The news comes a shortly after T-Mobile revealed ‘Data Stash,’ a feature that allows its customers to roll over unused high-speed data. The ‘stash’ can be used any time in the following 12 months.
Roll over for AT&T customers applies to both business and consumer accounts, but leftovers come with a one-month expiration date.
Although AT&T’s announcement came after T-Mobile’s, Ralph de la Vega, president and CEO of AT&T Mobility and Business Solutions, said he thinks its competitor took the company’s rollover concept.
“We had plans to roll it out here at CES [Consumer Electronics Show] for a long time. We trademarked the name ‘Rollover Data’ earlier in the year,” he told USA Today.
John Legere, CEO of T-Mobile, took to Twitter to respond to the news.
“Nothing but marketing BS – @att is still charging you overages (so they can pressure you to buy more data) and still confiscating your data!” he wrote on the social media network.
T-Mobile does not charge its users domestic overages on allotted data, although speeds slow down significantly once the amount of high-speed data is consumed.
Jackdaw Research analyst Jan Dawson noted key differences in rollover features offered by both carriers.

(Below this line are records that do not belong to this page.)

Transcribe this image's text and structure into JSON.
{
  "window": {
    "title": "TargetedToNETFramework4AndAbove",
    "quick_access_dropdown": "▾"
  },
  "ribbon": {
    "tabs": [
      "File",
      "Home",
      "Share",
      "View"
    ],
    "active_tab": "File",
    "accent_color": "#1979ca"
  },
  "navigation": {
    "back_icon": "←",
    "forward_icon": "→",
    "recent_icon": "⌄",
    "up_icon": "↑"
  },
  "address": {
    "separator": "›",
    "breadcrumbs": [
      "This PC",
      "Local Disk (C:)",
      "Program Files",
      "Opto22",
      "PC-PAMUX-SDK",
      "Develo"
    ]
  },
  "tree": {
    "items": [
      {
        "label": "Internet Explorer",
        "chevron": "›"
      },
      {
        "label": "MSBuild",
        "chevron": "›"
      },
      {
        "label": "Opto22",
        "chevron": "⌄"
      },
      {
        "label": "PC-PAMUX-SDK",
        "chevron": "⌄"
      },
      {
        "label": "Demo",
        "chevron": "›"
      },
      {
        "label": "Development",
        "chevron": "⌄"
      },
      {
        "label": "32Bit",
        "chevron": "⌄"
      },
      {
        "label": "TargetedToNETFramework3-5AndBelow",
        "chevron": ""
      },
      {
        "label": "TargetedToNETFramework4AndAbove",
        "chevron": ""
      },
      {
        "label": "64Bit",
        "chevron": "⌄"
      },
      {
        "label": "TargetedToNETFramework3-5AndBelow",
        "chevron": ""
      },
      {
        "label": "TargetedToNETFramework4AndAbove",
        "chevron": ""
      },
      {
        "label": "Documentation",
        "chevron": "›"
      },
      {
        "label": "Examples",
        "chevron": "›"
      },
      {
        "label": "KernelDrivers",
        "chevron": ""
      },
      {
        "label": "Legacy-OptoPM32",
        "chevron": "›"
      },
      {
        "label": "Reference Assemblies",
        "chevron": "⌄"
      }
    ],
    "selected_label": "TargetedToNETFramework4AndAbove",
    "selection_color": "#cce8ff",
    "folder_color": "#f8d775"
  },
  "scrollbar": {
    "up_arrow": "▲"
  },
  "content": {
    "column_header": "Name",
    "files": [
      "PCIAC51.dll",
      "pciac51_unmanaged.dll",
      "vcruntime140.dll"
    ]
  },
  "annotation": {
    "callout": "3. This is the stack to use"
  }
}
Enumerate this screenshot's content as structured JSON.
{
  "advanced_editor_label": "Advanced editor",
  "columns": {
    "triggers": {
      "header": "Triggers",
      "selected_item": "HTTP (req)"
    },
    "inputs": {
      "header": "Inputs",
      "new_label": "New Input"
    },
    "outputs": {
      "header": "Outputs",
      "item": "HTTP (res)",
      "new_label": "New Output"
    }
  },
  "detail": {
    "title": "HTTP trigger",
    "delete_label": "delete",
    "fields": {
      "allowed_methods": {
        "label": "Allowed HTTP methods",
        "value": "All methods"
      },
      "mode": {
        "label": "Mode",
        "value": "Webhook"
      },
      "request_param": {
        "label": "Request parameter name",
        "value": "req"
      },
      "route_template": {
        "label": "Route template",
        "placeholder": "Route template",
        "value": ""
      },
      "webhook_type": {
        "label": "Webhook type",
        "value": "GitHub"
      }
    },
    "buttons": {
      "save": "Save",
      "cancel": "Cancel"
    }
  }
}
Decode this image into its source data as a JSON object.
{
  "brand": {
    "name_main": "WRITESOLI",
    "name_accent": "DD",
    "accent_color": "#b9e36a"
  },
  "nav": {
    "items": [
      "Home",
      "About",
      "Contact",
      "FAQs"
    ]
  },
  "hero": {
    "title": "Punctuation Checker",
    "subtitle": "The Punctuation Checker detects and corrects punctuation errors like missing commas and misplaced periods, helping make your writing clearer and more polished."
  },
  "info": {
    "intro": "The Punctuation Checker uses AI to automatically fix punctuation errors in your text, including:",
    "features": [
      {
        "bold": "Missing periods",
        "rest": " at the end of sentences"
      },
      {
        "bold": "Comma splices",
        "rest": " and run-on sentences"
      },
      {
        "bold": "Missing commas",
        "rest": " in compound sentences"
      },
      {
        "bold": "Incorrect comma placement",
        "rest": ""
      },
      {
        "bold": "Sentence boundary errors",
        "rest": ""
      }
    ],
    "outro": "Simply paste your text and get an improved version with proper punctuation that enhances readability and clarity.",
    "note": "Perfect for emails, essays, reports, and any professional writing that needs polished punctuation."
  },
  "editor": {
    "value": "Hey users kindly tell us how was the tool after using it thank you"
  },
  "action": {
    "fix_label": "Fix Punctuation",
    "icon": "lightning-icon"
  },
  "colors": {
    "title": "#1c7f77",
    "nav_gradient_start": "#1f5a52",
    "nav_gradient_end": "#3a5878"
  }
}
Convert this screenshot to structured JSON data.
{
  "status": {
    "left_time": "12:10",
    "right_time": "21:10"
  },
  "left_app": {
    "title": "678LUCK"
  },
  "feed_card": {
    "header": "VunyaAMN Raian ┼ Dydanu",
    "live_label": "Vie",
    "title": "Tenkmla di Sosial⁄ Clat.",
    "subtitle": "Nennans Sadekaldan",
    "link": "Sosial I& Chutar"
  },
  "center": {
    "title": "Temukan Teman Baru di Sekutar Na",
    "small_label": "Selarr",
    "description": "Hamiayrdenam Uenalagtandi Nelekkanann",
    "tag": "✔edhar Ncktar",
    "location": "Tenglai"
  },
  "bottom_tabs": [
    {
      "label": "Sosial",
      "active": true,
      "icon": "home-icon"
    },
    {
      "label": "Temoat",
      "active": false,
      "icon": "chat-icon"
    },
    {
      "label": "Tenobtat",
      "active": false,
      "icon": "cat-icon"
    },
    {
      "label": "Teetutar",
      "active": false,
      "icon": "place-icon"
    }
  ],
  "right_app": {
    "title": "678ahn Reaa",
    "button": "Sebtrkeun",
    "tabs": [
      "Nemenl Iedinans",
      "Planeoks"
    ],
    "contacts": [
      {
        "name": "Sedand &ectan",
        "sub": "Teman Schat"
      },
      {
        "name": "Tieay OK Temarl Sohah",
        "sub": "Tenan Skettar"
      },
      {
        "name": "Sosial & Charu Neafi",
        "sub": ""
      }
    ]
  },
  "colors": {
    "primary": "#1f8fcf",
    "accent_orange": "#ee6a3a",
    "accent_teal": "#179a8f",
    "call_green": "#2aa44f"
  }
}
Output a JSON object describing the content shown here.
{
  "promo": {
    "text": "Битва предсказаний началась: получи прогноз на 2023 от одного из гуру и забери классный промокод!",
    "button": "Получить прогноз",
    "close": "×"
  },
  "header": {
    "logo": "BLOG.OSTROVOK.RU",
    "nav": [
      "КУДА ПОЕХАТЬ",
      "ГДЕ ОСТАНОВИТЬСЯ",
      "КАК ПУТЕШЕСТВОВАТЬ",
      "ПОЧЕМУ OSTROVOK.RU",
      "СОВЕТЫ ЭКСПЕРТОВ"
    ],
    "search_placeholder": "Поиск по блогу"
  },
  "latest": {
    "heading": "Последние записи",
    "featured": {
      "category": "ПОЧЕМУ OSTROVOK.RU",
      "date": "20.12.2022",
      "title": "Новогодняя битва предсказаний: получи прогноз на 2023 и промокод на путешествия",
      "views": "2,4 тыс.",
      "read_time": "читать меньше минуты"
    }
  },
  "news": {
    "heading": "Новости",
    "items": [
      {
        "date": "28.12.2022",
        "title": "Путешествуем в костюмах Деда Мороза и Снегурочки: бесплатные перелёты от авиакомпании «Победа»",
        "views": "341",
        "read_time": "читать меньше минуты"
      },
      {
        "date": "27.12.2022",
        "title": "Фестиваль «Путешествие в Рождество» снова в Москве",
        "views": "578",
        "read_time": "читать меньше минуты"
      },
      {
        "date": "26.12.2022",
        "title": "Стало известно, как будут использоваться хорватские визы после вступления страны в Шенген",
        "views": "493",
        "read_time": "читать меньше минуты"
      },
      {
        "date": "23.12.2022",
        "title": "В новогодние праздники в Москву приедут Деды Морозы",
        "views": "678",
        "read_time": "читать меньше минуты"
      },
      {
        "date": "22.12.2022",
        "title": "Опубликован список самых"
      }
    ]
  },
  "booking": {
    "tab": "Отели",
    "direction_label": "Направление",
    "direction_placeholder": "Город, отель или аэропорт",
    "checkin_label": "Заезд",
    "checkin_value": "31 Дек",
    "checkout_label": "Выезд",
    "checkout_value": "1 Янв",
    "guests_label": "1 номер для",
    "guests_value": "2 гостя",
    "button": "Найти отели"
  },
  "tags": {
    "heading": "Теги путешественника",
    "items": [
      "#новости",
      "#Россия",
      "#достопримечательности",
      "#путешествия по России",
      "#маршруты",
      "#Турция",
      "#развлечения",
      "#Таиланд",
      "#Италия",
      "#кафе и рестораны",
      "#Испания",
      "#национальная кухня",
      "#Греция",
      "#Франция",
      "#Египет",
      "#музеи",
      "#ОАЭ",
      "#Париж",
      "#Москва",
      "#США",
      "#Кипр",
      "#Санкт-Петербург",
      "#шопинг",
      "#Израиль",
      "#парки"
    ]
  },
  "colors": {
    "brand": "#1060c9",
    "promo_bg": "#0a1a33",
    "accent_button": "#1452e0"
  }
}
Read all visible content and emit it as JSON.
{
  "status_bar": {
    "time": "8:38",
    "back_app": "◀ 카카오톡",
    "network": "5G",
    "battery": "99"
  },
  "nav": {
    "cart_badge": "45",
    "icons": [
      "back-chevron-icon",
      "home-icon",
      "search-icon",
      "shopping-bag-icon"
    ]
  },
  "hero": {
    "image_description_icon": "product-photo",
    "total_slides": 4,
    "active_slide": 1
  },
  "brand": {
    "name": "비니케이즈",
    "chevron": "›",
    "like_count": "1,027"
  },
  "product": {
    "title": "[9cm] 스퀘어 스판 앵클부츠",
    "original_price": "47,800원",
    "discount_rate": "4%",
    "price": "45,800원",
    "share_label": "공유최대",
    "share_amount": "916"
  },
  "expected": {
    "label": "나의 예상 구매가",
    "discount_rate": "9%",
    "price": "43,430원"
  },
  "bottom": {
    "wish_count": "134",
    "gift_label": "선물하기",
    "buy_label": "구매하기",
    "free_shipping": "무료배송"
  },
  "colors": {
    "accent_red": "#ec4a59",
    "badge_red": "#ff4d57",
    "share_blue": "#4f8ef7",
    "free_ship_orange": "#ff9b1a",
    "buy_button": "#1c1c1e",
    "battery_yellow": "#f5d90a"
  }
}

“AT&T’s version differs significantly from T-Mobile’s version. It’s less generous, with a single month of rollover than [12] months, but that should make it both easier for customers to keep track of and more manageable from a network load perspective,” Dawson said. “T-Mobile’s plan risks creating a situation similar to airline miles, where customers have a hard time keeping track of which miles (or Gigabytes of data) expire when.”